Hubei Key Lab of Genetic Regulation and Integrative Biology, College of Life Sciences, Central China Normal University, Wuhan, China.
PLoS One. 2013 Apr 4;8(4):e58412. doi: 10.1371/journal.pone.0058412. Print 2013.
The prevalence of metabolic syndrome has been rising worldwide, including in China, but knowledge on specific genetic determinants of metabolic syndrome is very limited. A number of studies have reported that polymorphisms in the ADIPOQ gene are associated with metabolic syndrome in Chinese Han populations. However, data is still conflicting. The objective of this study was to examine the associations of the adiponectin genetic variants with metabolic syndrome by a case-control study and meta-analyses in Chinese.
We first investigated the association of ADIPOQ rs2241766 (+45T>G in exon 2), rs266729 (-11377C>G in promoter) and rs1501299 (+276G>T in intron 2) polymorphisms with metabolic syndrome in a Hubei Han Chinese population with 322 metabolic syndrome patients and 161 normal controls recruited from the Yichang, Hubei. Then we comprehensively reviewed the association between ADIPOQ rs2241766/rs266729/rs1501299 and metabolic syndrome in the Chinese populations via a meta-analysis. The strength of association was assessed by odds ratios (ORs) with 95% confidence intervals (CI).
The G allele frequency of rs2241766 in metabolic syndrome patients was significantly higher than those of controls group (29.8% vs 23.3%, OR = 1.40, P = 0.033). The logistic regression analysis adjusted by gender and age showed a nominally significant association for rs2241766 GG+GT genotype (P = 0.065, OR = 1.55) and rs1501299 GG genotype in recessive model (OR = 1.54, P = 0.066). However, no association was observed for rs266729 in our sample. We identified thirteen studies for rs2241766 (2,684 metabolic syndrome patients and 2,864 controls), three studies for rs266729, and eleven studies for rs1501299 (2,889 metabolic syndrome patients and 3,304 controls) in Chinese.
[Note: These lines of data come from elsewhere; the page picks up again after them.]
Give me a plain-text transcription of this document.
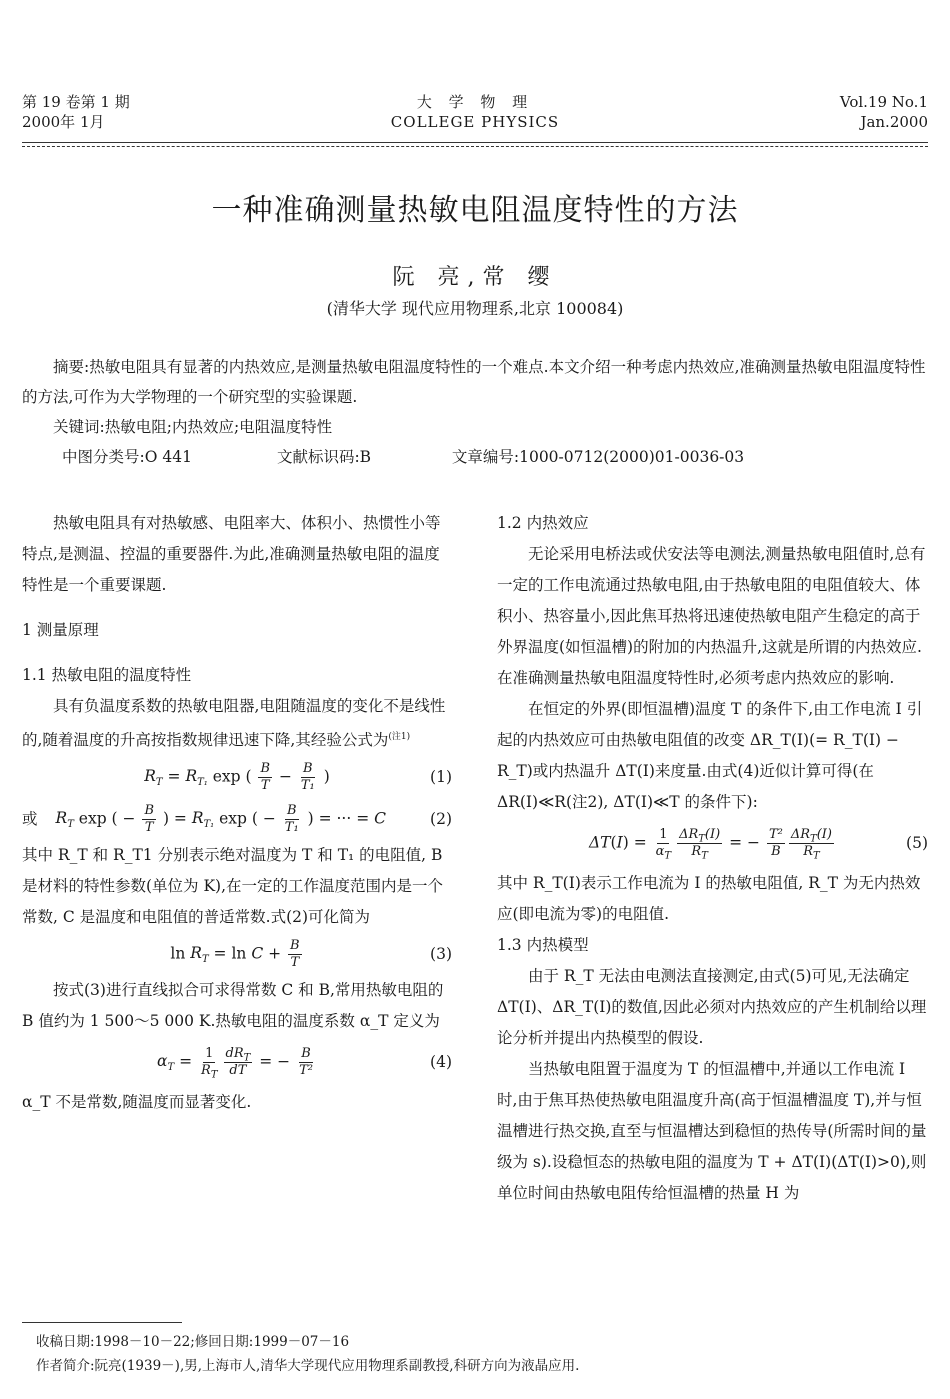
第 19 卷第 1 期
2000年 1月
大 学 物 理
COLLEGE PHYSICS
Vol.19 No.1
Jan.2000
一种准确测量热敏电阻温度特性的方法
阮 亮,常 缨
(清华大学 现代应用物理系,北京 100084)

摘要:热敏电阻具有显著的内热效应,是测量热敏电阻温度特性的一个难点.本文介绍一种考虑内热效应,准确测量热敏电阻温度特性的方法,可作为大学物理的一个研究型的实验课题.

关键词:热敏电阻;内热效应;电阻温度特性

中图分类号:O 441	文献标识码:B	文章编号:1000-0712(2000)01-0036-03

热敏电阻具有对热敏感、电阻率大、体积小、热惯性小等特点,是测温、控温的重要器件.为此,准确测量热敏电阻的温度特性是一个重要课题.

1 测量原理

1.1 热敏电阻的温度特性

具有负温度系数的热敏电阻器,电阻随温度的变化不是线性的,随着温度的升高按指数规律迅速下降,其经验公式为$^{(注1)}$

$R_T = R_{T_1}$ exp ( $\frac{B}{T} - \frac{B}{\text{T₁}}$ )	(1)
或 $R_T$ exp ( − $\frac{B}{T}$ ) = $R_{T_1}$ exp ( − $\frac{B}{\text{T₁}}$ ) = ··· = C	(2)

其中 R_T 和 R_T1 分别表示绝对温度为 T 和 T₁ 的电阻值, B 是材料的特性参数(单位为 K),在一定的工作温度范围内是一个常数, C 是温度和电阻值的普适常数.式(2)可化简为

$\ln R_T = \ln C + \frac{B}{T}$	(3)

按式(3)进行直线拟合可求得常数 C 和 B,常用热敏电阻的 B 值约为 1 500～5 000 K.热敏电阻的温度系数 α_T 定义为

$\alpha_T = \frac{1}{R_T} \frac{dR_T}{dT}$ = − $\frac{B}{\text{T²}}$	(4)

α_T 不是常数,随温度而显著变化.

1.2 内热效应

无论采用电桥法或伏安法等电测法,测量热敏电阻值时,总有一定的工作电流通过热敏电阻,由于热敏电阻的电阻值较大、体积小、热容量小,因此焦耳热将迅速使热敏电阻产生稳定的高于外界温度(如恒温槽)的附加的内热温升,这就是所谓的内热效应.在准确测量热敏电阻温度特性时,必须考虑内热效应的影响.

在恒定的外界(即恒温槽)温度 T 的条件下,由工作电流 I 引起的内热效应可由热敏电阻值的改变 ΔR_T(I)(= R_T(I) − R_T)或内热温升 ΔT(I)来度量.由式(4)近似计算可得(在 ΔR(I)≪R(注2), ΔT(I)≪T 的条件下):

$\Delta T(I) = \frac{1}{\alpha_T} \frac{\Delta R_T(I)}{R_T}$ = − $\frac{\text{T²}}{B} \frac{\Delta R_T(I)}{R_T}$	(5)

其中 R_T(I)表示工作电流为 I 的热敏电阻值, R_T 为无内热效应(即电流为零)的电阻值.

1.3 内热模型

由于 R_T 无法由电测法直接测定,由式(5)可见,无法确定 ΔT(I)、ΔR_T(I)的数值,因此必须对内热效应的产生机制给以理论分析并提出内热模型的假设.

当热敏电阻置于温度为 T 的恒温槽中,并通以工作电流 I 时,由于焦耳热使热敏电阻温度升高(高于恒温槽温度 T),并与恒温槽进行热交换,直至与恒温槽达到稳恒的热传导(所需时间的量级为 s).设稳恒态的热敏电阻的温度为 T + ΔT(I)(ΔT(I)>0),则单位时间由热敏电阻传给恒温槽的热量 H 为

收稿日期:1998－10－22;修回日期:1999－07－16
作者简介:阮亮(1939－),男,上海市人,清华大学现代应用物理系副教授,科研方向为液晶应用.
Meta-analysis indicated significant associations for the rs2241766 G allele (OR = 1.14, 95%CI = 1.05-1.24, P = 0.003), rs266729 GG+GT genotypes (OR = 0.80, 95%CI = 0.68-0.92, P = 0.003) and rs1501299 GG+TG genotypes (OR = 1.42, 95%CI 1.16-1.75, P = 0.001).
Our results demonstrated ADIPOQ as a pleiotropic locus for metabolic syndrome and its components in the Han Chinese population.
代谢综合征的患病率在全球范围内呈上升趋势,包括中国,但对代谢综合征的特定遗传决定因素的了解非常有限。许多研究报告称,ADIPOQ 基因的多态性与中国汉族人群的代谢综合征有关。然而,数据仍然存在争议。本研究的目的是通过病例对照研究和荟萃分析,在中国人群中研究脂联素遗传变异与代谢综合征的相关性。
我们首先在湖北汉族人群中研究了 ADIPOQ rs2241766(外显子 2 中的+45T>G)、rs266729(启动子中的-11377C>G)和 rs1501299(内含子 2 中的+276G>T)多态性与代谢综合征的相关性,该研究纳入了 322 例代谢综合征患者和 161 例正常对照,来自湖北宜昌。然后,我们通过荟萃分析全面回顾了 ADIPOQ rs2241766/rs266729/rs1501299 与中国人群代谢综合征之间的关系。用比值比(OR)及其 95%置信区间(CI)来评估关联的强度。
代谢综合征患者 rs2241766 的 G 等位基因频率明显高于对照组(29.8%比 23.3%,OR=1.40,P=0.033)。经过性别和年龄调整的 logistic 回归分析显示,rs2241766 GG+GT 基因型(nominally significant association,P=0.065,OR=1.55)和 rs1501299 隐性模型 GG 基因型(rs1501299 GG 基因型,OR=1.54,P=0.066)与代谢综合征存在显著相关性。然而,我们在样本中没有观察到 rs266729 的相关性。我们在中国人群中确定了 13 项关于 rs2241766(2684 例代谢综合征患者和 2864 例对照)、3 项关于 rs266729 和 11 项关于 rs1501299(2889 例代谢综合征患者和 3304 例对照)的研究。荟萃分析表明,rs2241766 G 等位基因(OR=1.14,95%CI=1.05-1.24,P=0.003)、rs266729 GG+GT 基因型(OR=0.80,95%CI=0.68-0.92,P=0.003)和 rs1501299 GG+TG 基因型(OR=1.42,95%CI=1.16-1.75,P=0.001)与代谢综合征存在显著相关性。
我们的结果表明,ADIPOQ 是汉族人群代谢综合征及其成分的一个多效性位点。